Until last week, without a special license, cannabis medications were only prescribed on a private patient basis, costing families thousands of pounds per month.

However, on November 11, one year and ten days after legalisation, it was announced that Epidyolex and Sativex had been approved for prescription on the NHS.

This follows recommendations from the National Institute of Health and Care Excellence (NICE) report released the same day.

NHS prescriptions are now available for patients with MS and intractable epilepsy

104 private prescriptions have been issued: six times as many as the NHS.

However not everyone is pleased with the news.

Leila Simpson, deputy CEO of the United Patients Alliance, a patient advocacy group said:

“Patients have remained frustrated by the slow uptake of prescriptions in both the NHS and private sector.

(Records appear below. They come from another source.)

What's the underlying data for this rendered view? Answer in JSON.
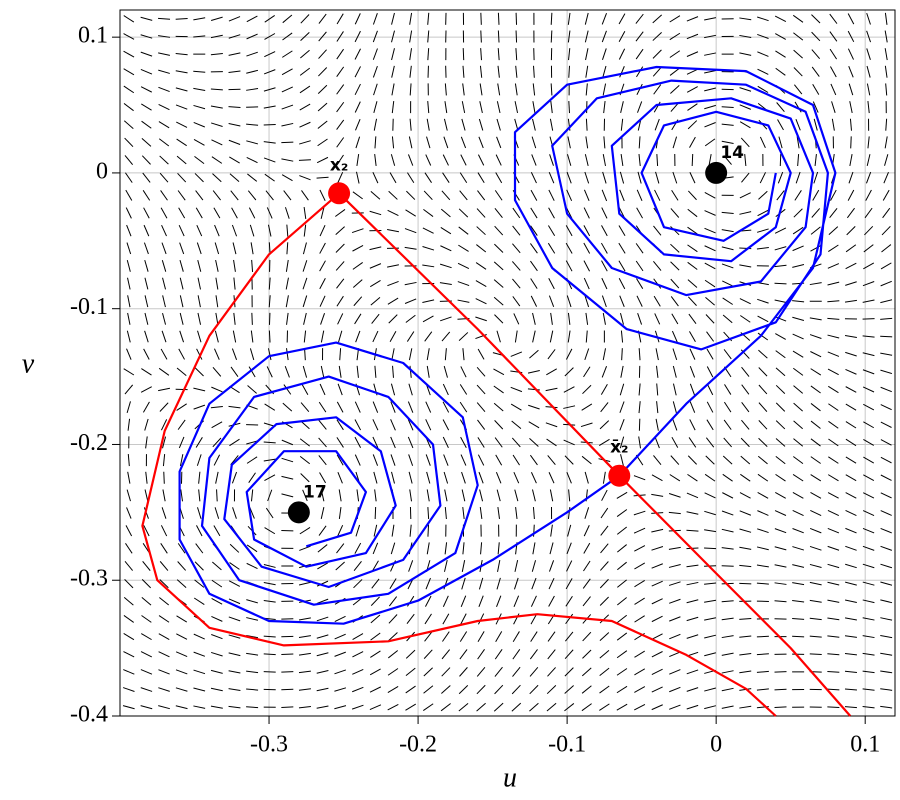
{
  "chart_data": {
    "type": "phase",
    "xlabel": "u",
    "ylabel": "v",
    "xlim": [
      -0.4,
      0.12
    ],
    "ylim": [
      -0.4,
      0.12
    ],
    "xticks": [
      -0.3,
      -0.2,
      -0.1,
      0,
      0.1
    ],
    "yticks": [
      -0.4,
      -0.3,
      -0.2,
      -0.1,
      0,
      0.1
    ],
    "grid": true,
    "trajectories": [
      {
        "color": "#0000ff",
        "x": [
          -0.065,
          -0.02,
          0.03,
          0.065,
          0.08,
          0.065,
          0.02,
          -0.04,
          -0.1,
          -0.135,
          -0.135,
          -0.11,
          -0.06,
          -0.01,
          0.04,
          0.07,
          0.075,
          0.06,
          0.02,
          -0.03,
          -0.08,
          -0.11,
          -0.1,
          -0.07,
          -0.02,
          0.03,
          0.06,
          0.065,
          0.05,
          0.01,
          -0.04,
          -0.07,
          -0.065,
          -0.035,
          0.01,
          0.04,
          0.05,
          0.035,
          0,
          -0.035,
          -0.05,
          -0.035,
          0.005,
          0.035,
          0.04
        ],
        "y": [
          -0.223,
          -0.17,
          -0.12,
          -0.07,
          0.0,
          0.05,
          0.075,
          0.078,
          0.065,
          0.03,
          -0.02,
          -0.07,
          -0.115,
          -0.13,
          -0.11,
          -0.06,
          0.0,
          0.045,
          0.065,
          0.068,
          0.055,
          0.02,
          -0.03,
          -0.07,
          -0.09,
          -0.08,
          -0.04,
          0.0,
          0.04,
          0.055,
          0.05,
          0.02,
          -0.03,
          -0.06,
          -0.065,
          -0.04,
          0.0,
          0.035,
          0.045,
          0.035,
          0.0,
          -0.04,
          -0.05,
          -0.03,
          0.0
        ]
      },
      {
        "color": "#0000ff",
        "x": [
          -0.065,
          -0.1,
          -0.15,
          -0.2,
          -0.25,
          -0.3,
          -0.34,
          -0.36,
          -0.36,
          -0.34,
          -0.3,
          -0.255,
          -0.21,
          -0.17,
          -0.16,
          -0.175,
          -0.22,
          -0.27,
          -0.32,
          -0.345,
          -0.34,
          -0.31,
          -0.26,
          -0.22,
          -0.19,
          -0.185,
          -0.21,
          -0.26,
          -0.305,
          -0.33,
          -0.325,
          -0.295,
          -0.255,
          -0.225,
          -0.215,
          -0.235,
          -0.275,
          -0.31,
          -0.315,
          -0.29,
          -0.255,
          -0.235,
          -0.245,
          -0.275
        ],
        "y": [
          -0.223,
          -0.25,
          -0.285,
          -0.315,
          -0.332,
          -0.33,
          -0.31,
          -0.27,
          -0.22,
          -0.17,
          -0.135,
          -0.125,
          -0.14,
          -0.18,
          -0.23,
          -0.28,
          -0.31,
          -0.318,
          -0.3,
          -0.26,
          -0.21,
          -0.165,
          -0.15,
          -0.165,
          -0.2,
          -0.245,
          -0.285,
          -0.305,
          -0.29,
          -0.255,
          -0.215,
          -0.185,
          -0.18,
          -0.205,
          -0.245,
          -0.28,
          -0.29,
          -0.27,
          -0.235,
          -0.205,
          -0.205,
          -0.235,
          -0.265,
          -0.275
        ]
      },
      {
        "color": "#ff0000",
        "x": [
          -0.253,
          -0.16,
          -0.065,
          0.0,
          0.05,
          0.09
        ],
        "y": [
          -0.015,
          -0.115,
          -0.223,
          -0.295,
          -0.35,
          -0.4
        ]
      },
      {
        "color": "#ff0000",
        "x": [
          -0.253,
          -0.3,
          -0.34,
          -0.37,
          -0.385,
          -0.375,
          -0.34,
          -0.29,
          -0.22,
          -0.16,
          -0.12,
          -0.07,
          -0.02,
          0.02,
          0.04
        ],
        "y": [
          -0.015,
          -0.06,
          -0.12,
          -0.19,
          -0.26,
          -0.3,
          -0.335,
          -0.348,
          -0.345,
          -0.33,
          -0.325,
          -0.33,
          -0.355,
          -0.38,
          -0.4
        ]
      }
    ],
    "fixed_points": {
      "x": [
        -0.253,
        -0.065,
        0,
        -0.28
      ],
      "y": [
        -0.015,
        -0.223,
        0,
        -0.25
      ],
      "labels": [
        "x₂",
        "x̄₂",
        "14",
        "17"
      ],
      "colors": [
        "#ff0000",
        "#ff0000",
        "#000000",
        "#000000"
      ]
    }
  }
}
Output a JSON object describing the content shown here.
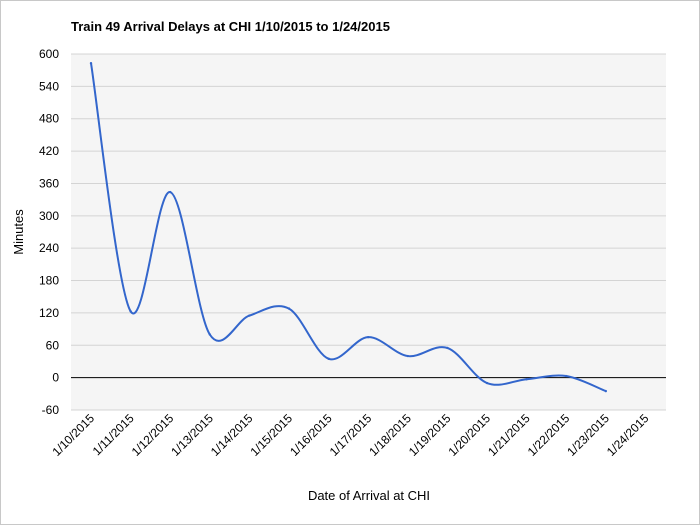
{
  "chart_data": {
    "type": "line",
    "title": "Train 49 Arrival Delays at CHI 1/10/2015 to 1/24/2015",
    "xlabel": "Date of Arrival at CHI",
    "ylabel": "Minutes",
    "categories": [
      "1/10/2015",
      "1/11/2015",
      "1/12/2015",
      "1/13/2015",
      "1/14/2015",
      "1/15/2015",
      "1/16/2015",
      "1/17/2015",
      "1/18/2015",
      "1/19/2015",
      "1/20/2015",
      "1/21/2015",
      "1/22/2015",
      "1/23/2015",
      "1/24/2015"
    ],
    "yticks": [
      600,
      540,
      480,
      420,
      360,
      300,
      240,
      180,
      120,
      60,
      0,
      -60
    ],
    "ylim": [
      -60,
      600
    ],
    "grid": true,
    "series": [
      {
        "values": [
          583,
          123,
          344,
          80,
          115,
          128,
          35,
          75,
          40,
          55,
          -10,
          -3,
          3,
          -25,
          null
        ]
      }
    ],
    "colors": {
      "line": "#3366cc",
      "plot_background": "#f5f5f5",
      "gridline": "#d4d4d4",
      "zero_line": "#000000"
    }
  }
}
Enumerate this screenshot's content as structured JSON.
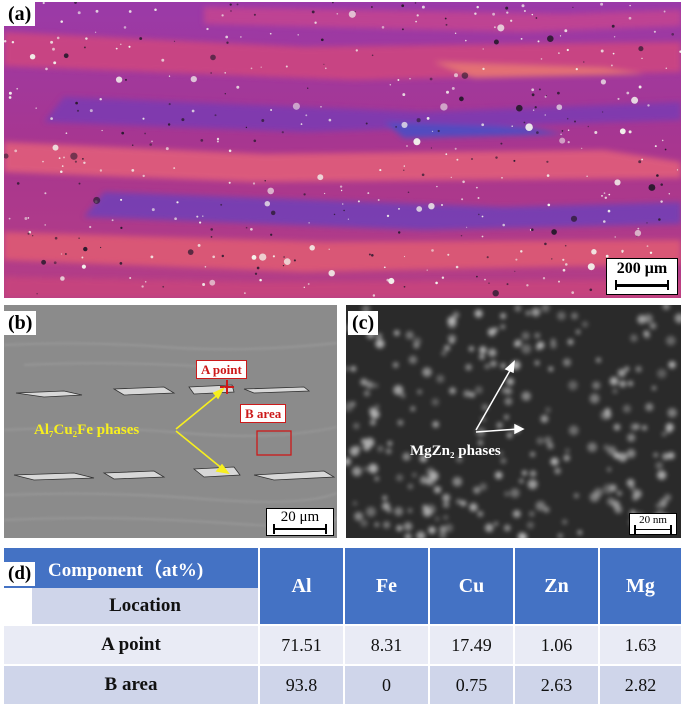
{
  "panel_a": {
    "label": "(a)",
    "scale_label": "200 μm"
  },
  "panel_b": {
    "label": "(b)",
    "scale_label": "20 μm",
    "annotation_point": "A point",
    "annotation_area": "B area",
    "phase_label": "Al₇Cu₂Fe phases"
  },
  "panel_c": {
    "label": "(c)",
    "scale_label": "20 nm",
    "phase_label": "MgZn₂ phases"
  },
  "panel_d": {
    "label": "(d)",
    "header_component": "Component（at%)",
    "header_location": "Location",
    "columns": [
      "Al",
      "Fe",
      "Cu",
      "Zn",
      "Mg"
    ],
    "rows": [
      {
        "location": "A point",
        "values": [
          "71.51",
          "8.31",
          "17.49",
          "1.06",
          "1.63"
        ]
      },
      {
        "location": "B area",
        "values": [
          "93.8",
          "0",
          "0.75",
          "2.63",
          "2.82"
        ]
      }
    ]
  },
  "colors": {
    "header_blue": "#4472c4",
    "row_light": "#e9ebf5",
    "row_mid": "#cfd5ea",
    "annotation_red": "#cc1a1a",
    "annotation_yellow": "#f7ef1e"
  }
}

“We call on the government to urgently increase the speed of access to these vital medicine with uninterrupted supply based on patient need”

MyAccess Clinics in Bristol and London have both received a Care Quality Commission (CQC) licence to issue cannabis medications.

This licence also enables the physicians to provide home care services to those unable to travel.

Clinical director Graham Woodward said:

“We’re delighted to have received our CQC registration, which I’m confident will be a turning point for patients who have so far been unable to access medical cannabis.”

It’s estimated that more than one million Britons use black market cannabis to combat complex health issues.

On this, Graham added:

“I hope this brings renewed hope for the reported 1.4 million people in the UK using ‘street cannabis’ to treat their chronic health conditions that a legitimately sourced, high quality medical cannabis alternative is available.”

Despite NHS prescriptions for Epidyolex and Sativex now being available, many patients and families remain disappointed.

Karen Gray’s seven-year-old son Murray has Myoclonic astatic epilepsy, also known as Doose Syndrome.

Murray initially saw positive effects of the now NHS-approved Epidyolex, but built up a resistance within three months of treatment.